В книге Мэсси Распутин – это «святой черт», похотливый блудник, шарлатан и авантюрист, бросивший мрачную тень на императорскую чету в целом и на императрицу в частности. Из уст в уста переходили истории – о том, что фрейлина Анна Вырубова и императрица – любовницы сибирского мужика, что тот заставляет царя снимать с него сапоги, мыть ему ноги, потом выгоняет из комнаты и валился с его женой в кровать. Толпа повторяла, будто бы он изнасиловал всех великих княжон, превратив их спальни в гарем, где девочки, обезумевшие от любви к «старцу», наперебой стремятся добиться его внимания. На заборах и стенах домов появлялись рисунки, изображавшие Гришку Распутина в самых непристойных позах, сочинялись сотни скабрезных частушек.
Однако императрица, дрожавшая над больным цесаревичем, которому один только Распутин и мог помочь, защищала «Друга» так рьяно и энергично, что ее считали с ним единым целым.

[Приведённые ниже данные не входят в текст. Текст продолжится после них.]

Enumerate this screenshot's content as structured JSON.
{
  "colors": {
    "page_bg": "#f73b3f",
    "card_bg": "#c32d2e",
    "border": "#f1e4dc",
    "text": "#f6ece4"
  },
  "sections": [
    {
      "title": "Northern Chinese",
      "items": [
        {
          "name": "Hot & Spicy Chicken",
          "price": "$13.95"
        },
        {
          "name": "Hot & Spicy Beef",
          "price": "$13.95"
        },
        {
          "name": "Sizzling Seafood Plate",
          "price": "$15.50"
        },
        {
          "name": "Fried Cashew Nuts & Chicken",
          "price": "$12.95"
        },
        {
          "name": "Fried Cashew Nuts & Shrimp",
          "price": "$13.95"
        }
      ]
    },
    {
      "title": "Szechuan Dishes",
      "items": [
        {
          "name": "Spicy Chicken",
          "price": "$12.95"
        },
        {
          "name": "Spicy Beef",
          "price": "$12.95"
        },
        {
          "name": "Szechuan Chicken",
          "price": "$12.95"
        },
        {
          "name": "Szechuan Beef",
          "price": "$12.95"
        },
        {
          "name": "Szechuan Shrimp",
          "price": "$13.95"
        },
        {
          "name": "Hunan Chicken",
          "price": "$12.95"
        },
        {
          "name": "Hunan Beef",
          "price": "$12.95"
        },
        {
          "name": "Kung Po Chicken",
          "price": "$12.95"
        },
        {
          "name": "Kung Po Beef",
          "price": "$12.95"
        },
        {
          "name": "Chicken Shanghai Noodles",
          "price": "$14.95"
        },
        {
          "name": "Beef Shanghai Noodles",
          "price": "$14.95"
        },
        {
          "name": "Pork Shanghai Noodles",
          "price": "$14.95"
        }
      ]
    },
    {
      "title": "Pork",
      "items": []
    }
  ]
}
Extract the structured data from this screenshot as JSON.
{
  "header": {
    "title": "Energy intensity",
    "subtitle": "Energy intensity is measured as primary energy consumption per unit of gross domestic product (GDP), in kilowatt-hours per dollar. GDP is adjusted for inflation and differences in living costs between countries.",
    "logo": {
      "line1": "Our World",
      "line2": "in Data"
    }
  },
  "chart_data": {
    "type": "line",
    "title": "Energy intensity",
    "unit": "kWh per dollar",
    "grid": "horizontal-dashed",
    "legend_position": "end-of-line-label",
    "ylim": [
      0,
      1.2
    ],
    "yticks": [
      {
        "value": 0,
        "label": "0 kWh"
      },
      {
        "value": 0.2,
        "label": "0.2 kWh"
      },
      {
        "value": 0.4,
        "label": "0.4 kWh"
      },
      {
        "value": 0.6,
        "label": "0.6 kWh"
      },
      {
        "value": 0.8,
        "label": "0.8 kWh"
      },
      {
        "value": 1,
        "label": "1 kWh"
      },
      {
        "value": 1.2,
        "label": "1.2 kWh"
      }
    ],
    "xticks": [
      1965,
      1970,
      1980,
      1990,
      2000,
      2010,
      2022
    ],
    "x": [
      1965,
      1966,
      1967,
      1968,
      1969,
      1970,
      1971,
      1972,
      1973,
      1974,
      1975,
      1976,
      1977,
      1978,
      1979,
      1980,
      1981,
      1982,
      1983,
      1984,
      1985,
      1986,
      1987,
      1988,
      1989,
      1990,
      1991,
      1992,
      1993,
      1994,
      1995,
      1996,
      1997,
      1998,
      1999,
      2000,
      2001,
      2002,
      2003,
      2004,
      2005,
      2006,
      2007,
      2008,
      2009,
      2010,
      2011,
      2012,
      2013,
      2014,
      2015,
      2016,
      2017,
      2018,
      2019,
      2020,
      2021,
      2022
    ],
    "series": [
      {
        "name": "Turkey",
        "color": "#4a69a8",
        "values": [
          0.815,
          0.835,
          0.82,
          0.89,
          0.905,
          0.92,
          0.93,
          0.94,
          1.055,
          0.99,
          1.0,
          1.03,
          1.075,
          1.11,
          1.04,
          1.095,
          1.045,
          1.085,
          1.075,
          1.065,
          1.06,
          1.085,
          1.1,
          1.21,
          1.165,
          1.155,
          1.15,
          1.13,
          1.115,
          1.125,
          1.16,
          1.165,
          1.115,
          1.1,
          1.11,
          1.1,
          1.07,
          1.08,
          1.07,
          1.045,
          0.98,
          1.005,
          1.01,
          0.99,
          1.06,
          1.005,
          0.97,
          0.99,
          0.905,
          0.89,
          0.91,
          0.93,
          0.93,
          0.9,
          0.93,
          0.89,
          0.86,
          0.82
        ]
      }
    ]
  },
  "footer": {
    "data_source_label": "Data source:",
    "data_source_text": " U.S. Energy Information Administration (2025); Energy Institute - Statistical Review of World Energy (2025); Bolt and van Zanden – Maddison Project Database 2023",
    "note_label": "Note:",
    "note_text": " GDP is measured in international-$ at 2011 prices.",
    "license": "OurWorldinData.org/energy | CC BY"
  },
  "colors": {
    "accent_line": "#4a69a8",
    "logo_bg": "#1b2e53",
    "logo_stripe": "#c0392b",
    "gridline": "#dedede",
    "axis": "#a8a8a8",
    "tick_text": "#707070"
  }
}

По его указке она стала жонглировать назначениями министров, вмешивалась в важнейшие решения правительства. Император потакал ей и шел на поводу. Это не только раздражало, но и оскорбляло подданных империи. Для большинства населения России немка императрица стала предметом ненависти и презрения. Поэтому когда в столице узнали о убийстве Распутина, многие радовались, целовались, превозносили его убийц как героев. Революционные события в Петрограде, хлебные бунты, отречение Государя за себя и за сына не замедлили себя ждать.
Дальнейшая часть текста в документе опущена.